Quebec’s Soviet bureaucracy | The Press

If you haven’t already read it, read my colleague Katia Gagnon’s report on the “resource” Chez Lise, published in The Press Sunday1. This is a complex of rooming houses that accommodates 130 multipoqués, on the South Shore.


They have consumption and behavior problems. Demons in their head, often. For $1,000 a month, they are fed, housed and taken care of from A to Z, from washing to medication.

And it works. It’s not easy, but it works.

I was therefore moved and fascinated by the story of Chez Lise, which exists and acts on the margins of the “network” and which prevents humans from sinking permanently.

At Lise, it was first the idea of ​​a Lise, precisely, Lise Bissonnette, who held the place for years, at arm’s length. The complex was recently bought by two other ladies of heart, Sophie Noreau and Marie-Claude Lapointe.

The most vulnerable are also the most difficult for the system to manage, in the traditional “resources”. The Chez Lise team manages them with firmness and flexibility. The place is a fine example of the balance between the freedom that all humans want and the supervision that the residents of Chez Lise need.

I was saying: Chez Lise acts and exists on the margins of the system. Chez Lise helps, with artisanal means, more than 100 people to live a better life.

And not to end up on the street.

It is therefore a model that works, Chez Lise. A small agile structure that takes care of basic needs, which repairs bits of the holed social net that produces homeless people. This is a model that the system cannot ignore, I emphasize: the system itself sends difficult cases to Chez Lise.

Reading Katia, I said to myself: this model is a model that works, with what is needed for freedom for poqués and supervision by dedicated people, on the floor. I said to myself: why doesn’t the system imitate the model of Chez Lise, why doesn’t the State, with all its means, manage to multiply the model of Chez Lise…

I was dreaming standing up, of course. And my awakening was brutal while listening to Paul Arcand, Monday morning, who told a story which seems to have no connection with Chez Lise… But which illuminates it, by the tape2.

Paul gave the microphone to a mother. Her 12-year-old son has the nasty Crohn’s disease, an inflammatory bowel disease. A disease that requires acute medical care to avoid sharp pains that keep you doubled over.

In the case of this boy, the system ended up working well when the formidable Sainte-Justine team took charge of him, arrived at a diagnosis and a care protocol adapted to his needs.

Why did the lady hunker down on the radio?

Because the more Soviet side of the government bureaucracy stepped in to make life difficult for this child and his family.

The child developed pain, the medical specialist told him: we take care of it, we just have to give us stool samples in sterile containers, for laboratory analysis.

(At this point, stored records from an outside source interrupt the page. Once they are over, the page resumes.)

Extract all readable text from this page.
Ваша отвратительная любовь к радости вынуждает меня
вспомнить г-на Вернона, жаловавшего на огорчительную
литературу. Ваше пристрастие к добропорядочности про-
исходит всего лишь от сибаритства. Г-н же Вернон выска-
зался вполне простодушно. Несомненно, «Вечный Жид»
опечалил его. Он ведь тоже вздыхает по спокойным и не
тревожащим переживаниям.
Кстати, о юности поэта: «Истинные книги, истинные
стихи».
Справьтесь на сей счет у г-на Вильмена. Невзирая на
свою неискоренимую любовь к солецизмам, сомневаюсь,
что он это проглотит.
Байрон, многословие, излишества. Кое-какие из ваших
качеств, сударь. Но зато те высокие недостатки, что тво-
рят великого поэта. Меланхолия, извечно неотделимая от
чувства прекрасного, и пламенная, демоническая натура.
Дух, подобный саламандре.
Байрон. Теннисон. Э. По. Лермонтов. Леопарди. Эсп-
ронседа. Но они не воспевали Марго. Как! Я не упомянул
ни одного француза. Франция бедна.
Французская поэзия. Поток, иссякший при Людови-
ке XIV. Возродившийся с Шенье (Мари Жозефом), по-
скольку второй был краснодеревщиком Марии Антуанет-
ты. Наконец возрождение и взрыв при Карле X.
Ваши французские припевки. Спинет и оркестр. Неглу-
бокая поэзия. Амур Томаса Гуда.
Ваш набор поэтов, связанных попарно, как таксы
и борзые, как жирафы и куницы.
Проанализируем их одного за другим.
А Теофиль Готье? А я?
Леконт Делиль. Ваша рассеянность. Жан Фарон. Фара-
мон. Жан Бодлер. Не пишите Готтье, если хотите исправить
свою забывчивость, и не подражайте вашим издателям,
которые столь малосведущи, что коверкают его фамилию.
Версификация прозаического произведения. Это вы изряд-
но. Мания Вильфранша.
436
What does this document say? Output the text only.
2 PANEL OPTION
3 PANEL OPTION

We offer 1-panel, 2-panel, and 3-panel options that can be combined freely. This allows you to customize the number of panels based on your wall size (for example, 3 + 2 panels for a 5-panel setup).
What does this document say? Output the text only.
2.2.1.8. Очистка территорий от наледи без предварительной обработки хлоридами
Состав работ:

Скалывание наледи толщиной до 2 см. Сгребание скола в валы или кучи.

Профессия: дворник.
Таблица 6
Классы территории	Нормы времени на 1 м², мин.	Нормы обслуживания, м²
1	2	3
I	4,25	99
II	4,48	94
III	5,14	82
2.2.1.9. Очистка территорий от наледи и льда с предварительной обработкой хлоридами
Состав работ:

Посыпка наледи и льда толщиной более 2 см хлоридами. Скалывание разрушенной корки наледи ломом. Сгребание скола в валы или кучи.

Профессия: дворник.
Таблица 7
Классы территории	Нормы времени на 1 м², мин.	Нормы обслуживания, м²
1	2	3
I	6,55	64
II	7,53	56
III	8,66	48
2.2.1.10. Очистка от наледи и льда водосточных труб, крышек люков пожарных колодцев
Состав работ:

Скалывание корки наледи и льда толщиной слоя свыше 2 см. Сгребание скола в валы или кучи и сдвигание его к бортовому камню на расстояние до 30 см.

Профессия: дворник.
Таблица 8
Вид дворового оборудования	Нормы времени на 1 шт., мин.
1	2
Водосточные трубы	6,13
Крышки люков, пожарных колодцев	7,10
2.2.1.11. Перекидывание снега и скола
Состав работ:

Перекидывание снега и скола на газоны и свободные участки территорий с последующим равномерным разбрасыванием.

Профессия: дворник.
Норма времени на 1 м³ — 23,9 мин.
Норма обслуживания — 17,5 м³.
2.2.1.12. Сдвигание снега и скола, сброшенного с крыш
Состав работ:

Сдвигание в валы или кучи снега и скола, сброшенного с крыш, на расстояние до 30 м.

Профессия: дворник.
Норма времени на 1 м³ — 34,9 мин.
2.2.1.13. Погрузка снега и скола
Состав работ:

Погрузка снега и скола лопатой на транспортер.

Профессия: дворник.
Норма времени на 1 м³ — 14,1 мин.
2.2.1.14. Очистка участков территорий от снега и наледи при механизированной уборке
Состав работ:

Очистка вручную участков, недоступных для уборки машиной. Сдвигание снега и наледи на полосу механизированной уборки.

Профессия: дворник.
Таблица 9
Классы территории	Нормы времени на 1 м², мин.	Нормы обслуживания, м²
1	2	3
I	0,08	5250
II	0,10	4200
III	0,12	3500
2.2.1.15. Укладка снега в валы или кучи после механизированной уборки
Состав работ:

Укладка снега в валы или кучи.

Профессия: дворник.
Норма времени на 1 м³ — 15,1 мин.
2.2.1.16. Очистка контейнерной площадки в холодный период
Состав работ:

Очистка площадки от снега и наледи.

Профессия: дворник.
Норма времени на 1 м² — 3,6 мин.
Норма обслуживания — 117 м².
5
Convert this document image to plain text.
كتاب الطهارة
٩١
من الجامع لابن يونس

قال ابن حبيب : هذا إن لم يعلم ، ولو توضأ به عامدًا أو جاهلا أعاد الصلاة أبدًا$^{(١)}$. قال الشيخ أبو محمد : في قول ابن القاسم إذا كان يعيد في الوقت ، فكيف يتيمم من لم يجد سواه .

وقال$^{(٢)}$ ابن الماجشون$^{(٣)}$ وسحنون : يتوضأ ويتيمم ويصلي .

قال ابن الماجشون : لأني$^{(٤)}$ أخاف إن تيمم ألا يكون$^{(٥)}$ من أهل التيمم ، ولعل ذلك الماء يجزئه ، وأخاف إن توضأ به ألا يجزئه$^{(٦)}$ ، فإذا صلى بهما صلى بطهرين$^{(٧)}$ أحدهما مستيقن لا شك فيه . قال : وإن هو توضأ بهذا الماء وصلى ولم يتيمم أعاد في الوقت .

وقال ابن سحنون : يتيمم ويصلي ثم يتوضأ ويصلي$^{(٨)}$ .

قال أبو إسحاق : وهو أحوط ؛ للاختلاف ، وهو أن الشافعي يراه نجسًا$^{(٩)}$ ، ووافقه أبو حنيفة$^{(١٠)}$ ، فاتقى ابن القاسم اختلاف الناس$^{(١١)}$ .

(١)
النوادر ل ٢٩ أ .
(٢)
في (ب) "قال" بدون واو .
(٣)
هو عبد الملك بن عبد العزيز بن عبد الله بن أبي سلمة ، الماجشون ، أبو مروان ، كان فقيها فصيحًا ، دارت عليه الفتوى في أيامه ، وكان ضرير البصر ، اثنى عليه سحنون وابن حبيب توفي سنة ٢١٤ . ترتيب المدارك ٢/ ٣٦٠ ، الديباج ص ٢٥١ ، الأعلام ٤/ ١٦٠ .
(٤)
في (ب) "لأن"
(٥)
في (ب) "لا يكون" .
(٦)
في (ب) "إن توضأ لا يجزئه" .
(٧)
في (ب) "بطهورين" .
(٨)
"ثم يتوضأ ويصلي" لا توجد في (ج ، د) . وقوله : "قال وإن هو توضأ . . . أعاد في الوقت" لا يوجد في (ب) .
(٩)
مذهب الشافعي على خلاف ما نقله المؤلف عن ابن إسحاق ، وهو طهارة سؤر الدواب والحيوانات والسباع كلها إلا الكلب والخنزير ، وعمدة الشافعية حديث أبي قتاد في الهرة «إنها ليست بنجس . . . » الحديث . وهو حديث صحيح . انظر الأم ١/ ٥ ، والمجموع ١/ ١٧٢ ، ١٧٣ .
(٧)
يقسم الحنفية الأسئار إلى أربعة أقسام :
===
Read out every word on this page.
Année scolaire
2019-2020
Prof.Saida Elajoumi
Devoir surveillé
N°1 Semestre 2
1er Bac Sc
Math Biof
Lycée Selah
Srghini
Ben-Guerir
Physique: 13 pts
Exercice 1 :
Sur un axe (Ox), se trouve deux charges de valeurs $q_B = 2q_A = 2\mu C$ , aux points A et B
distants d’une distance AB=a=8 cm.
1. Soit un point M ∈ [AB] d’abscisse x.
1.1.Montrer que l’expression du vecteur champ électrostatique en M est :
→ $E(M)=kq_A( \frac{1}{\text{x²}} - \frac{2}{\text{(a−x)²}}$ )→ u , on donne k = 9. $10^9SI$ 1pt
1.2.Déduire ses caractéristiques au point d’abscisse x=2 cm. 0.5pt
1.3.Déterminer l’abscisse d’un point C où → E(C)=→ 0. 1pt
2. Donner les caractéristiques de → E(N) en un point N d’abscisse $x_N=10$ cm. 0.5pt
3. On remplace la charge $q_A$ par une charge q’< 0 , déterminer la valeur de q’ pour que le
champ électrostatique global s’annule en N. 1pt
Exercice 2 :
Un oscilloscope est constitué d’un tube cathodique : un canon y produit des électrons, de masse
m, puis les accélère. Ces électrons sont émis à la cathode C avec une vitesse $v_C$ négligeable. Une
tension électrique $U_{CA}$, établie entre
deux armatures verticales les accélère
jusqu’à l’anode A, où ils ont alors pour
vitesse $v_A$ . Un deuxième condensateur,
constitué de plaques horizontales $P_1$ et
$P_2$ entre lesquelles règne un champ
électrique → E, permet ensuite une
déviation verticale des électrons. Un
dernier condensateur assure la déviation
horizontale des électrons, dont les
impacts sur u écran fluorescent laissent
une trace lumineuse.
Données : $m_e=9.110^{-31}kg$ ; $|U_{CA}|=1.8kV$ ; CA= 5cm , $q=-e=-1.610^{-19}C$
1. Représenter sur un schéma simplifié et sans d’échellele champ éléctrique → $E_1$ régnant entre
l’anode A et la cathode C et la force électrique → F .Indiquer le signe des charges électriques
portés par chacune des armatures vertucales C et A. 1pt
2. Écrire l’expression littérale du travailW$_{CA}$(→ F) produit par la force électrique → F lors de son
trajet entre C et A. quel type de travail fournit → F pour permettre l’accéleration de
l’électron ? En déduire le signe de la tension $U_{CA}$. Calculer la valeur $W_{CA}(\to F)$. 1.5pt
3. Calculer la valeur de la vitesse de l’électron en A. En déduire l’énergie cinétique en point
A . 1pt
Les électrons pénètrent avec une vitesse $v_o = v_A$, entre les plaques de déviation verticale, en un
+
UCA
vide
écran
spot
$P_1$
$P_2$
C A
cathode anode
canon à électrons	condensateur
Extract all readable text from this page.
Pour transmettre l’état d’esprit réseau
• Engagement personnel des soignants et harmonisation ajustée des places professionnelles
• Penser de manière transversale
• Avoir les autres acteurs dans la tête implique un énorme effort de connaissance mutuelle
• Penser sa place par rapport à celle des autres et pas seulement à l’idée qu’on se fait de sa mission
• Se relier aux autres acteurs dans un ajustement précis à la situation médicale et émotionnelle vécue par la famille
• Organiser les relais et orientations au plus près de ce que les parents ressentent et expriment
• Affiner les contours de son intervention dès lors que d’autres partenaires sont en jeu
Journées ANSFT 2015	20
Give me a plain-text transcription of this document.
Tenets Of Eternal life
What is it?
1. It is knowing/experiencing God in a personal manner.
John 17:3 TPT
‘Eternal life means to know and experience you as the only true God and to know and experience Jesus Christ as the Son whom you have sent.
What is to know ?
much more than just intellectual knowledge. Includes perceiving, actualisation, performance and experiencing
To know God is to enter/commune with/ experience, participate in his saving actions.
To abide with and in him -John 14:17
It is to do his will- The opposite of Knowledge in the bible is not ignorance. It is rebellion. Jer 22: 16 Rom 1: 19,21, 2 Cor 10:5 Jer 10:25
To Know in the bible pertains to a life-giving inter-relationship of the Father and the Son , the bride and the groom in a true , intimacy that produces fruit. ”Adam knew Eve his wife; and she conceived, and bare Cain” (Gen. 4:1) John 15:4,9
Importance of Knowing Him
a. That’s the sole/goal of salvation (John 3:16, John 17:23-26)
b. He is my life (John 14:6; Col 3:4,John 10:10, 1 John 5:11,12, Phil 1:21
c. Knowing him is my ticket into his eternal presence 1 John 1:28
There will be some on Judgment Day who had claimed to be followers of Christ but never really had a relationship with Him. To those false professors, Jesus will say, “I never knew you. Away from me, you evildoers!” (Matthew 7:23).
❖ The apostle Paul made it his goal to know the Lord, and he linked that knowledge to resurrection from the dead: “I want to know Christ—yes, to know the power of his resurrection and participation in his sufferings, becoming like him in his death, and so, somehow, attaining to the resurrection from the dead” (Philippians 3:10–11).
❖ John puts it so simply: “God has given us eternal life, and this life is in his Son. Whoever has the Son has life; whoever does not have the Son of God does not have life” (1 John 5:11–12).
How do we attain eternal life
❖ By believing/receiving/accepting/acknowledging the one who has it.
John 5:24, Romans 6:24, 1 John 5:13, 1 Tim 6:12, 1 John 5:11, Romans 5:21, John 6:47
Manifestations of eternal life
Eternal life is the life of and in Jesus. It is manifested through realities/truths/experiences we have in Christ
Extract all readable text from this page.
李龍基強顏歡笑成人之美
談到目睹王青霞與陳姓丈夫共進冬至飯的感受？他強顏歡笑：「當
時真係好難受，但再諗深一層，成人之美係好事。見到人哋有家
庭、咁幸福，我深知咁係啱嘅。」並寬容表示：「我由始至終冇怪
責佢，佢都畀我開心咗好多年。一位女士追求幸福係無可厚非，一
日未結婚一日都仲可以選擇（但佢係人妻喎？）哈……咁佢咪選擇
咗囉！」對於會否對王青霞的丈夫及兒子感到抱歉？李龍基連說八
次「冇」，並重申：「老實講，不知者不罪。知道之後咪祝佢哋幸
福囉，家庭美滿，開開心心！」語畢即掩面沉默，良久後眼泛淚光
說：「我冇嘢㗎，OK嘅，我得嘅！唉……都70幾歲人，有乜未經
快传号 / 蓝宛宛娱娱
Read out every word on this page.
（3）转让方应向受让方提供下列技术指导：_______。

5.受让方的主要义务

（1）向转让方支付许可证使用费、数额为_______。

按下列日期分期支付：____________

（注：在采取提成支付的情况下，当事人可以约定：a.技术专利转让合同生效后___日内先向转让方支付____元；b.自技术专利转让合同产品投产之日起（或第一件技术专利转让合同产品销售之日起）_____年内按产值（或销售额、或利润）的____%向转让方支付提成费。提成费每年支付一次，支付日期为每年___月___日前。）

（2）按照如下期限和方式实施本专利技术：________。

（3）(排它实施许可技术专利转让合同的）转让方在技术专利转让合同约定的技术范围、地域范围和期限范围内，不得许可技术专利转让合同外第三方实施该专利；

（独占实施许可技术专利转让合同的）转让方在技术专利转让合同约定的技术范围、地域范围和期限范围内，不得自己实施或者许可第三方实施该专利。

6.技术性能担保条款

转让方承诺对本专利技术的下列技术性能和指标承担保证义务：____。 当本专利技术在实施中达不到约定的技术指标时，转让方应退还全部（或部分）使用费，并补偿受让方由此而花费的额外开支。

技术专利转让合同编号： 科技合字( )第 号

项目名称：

Where are these sterile containers located?

In CLSCs.

So the lady calls the CLSC in her neighborhood and asks if she can pick up these sterile containers there…

Response from the CLSC: tut-tut-tut, it’s not that simple, you can’t just show up at the CLSC like that to pick up sterile containers that are in stock, Madam! You have to go through Clic Santé!

Next available appointment slot?

In three weeks !

Three weeks of waiting to pick up containers, by appointment. You read correctly.

And when the child’s mother protested, when she pointed out the absurdity of the situation – monopolizing a range of CLSC appointments to simply pick up sterile containers – she was told: it’s the procedure, madam.

I would also point out that the mother was told that the collection of sterilized containers is only done on Mondays and Tuesdays, between 9 am and 10 am. So, if we take possession of the containers on a Wednesday, there is no question of bringing the samples back to the CLSC the next day!

I remind you that the child is in pain, that he is suffering. But pain doesn’t fit into a small box. Why make it simple when you can make it complicated ?

Anyway, I come back to Chez Lise: the system invented by the ladies of hearts of this resource is too simple for our Soviet bureaucracy which manages the archipelago of the health and social services gulag in Quebec. At Lise, it’s the opposite of the bureaucratic gulag that bends humans to fit them into its own little bureaucratic boxes: we bend to the needs of the humans we house.

If Chez Lise was run by the government, we’d get bogged down in guest-to-responder ratios, guests would have to be home by 10 p.m. and not make too much noise, they wouldn’t be allowed to smoke in their rooms, we’d probably end up with 66 duly unionized employees with all the administrative heaviness that entails, and the housekeeper who always takes the time to talk to customers who need an ear, well, we would impose the Totoya-Machin method of cleaning a room on her in less than seven minutes and forty-five seconds…

And multipoques would not be better supported than they are now.

It would probably be worse.

Am I exaggerating? Maybe. But not that much.

The Government of Quebec is right – like the other provinces – to ask Ottawa for billions in health care and social services, because the federal government has shied away from its responsibilities since the 1990s.

But the ankylosed and stupid bureaucracy of the Quebec government, a system that produces so many absurdities that all the annual content of this newspaper would not be enough to cover them completely, that is not the fault of the federal government…

It is that of the Government of Quebec.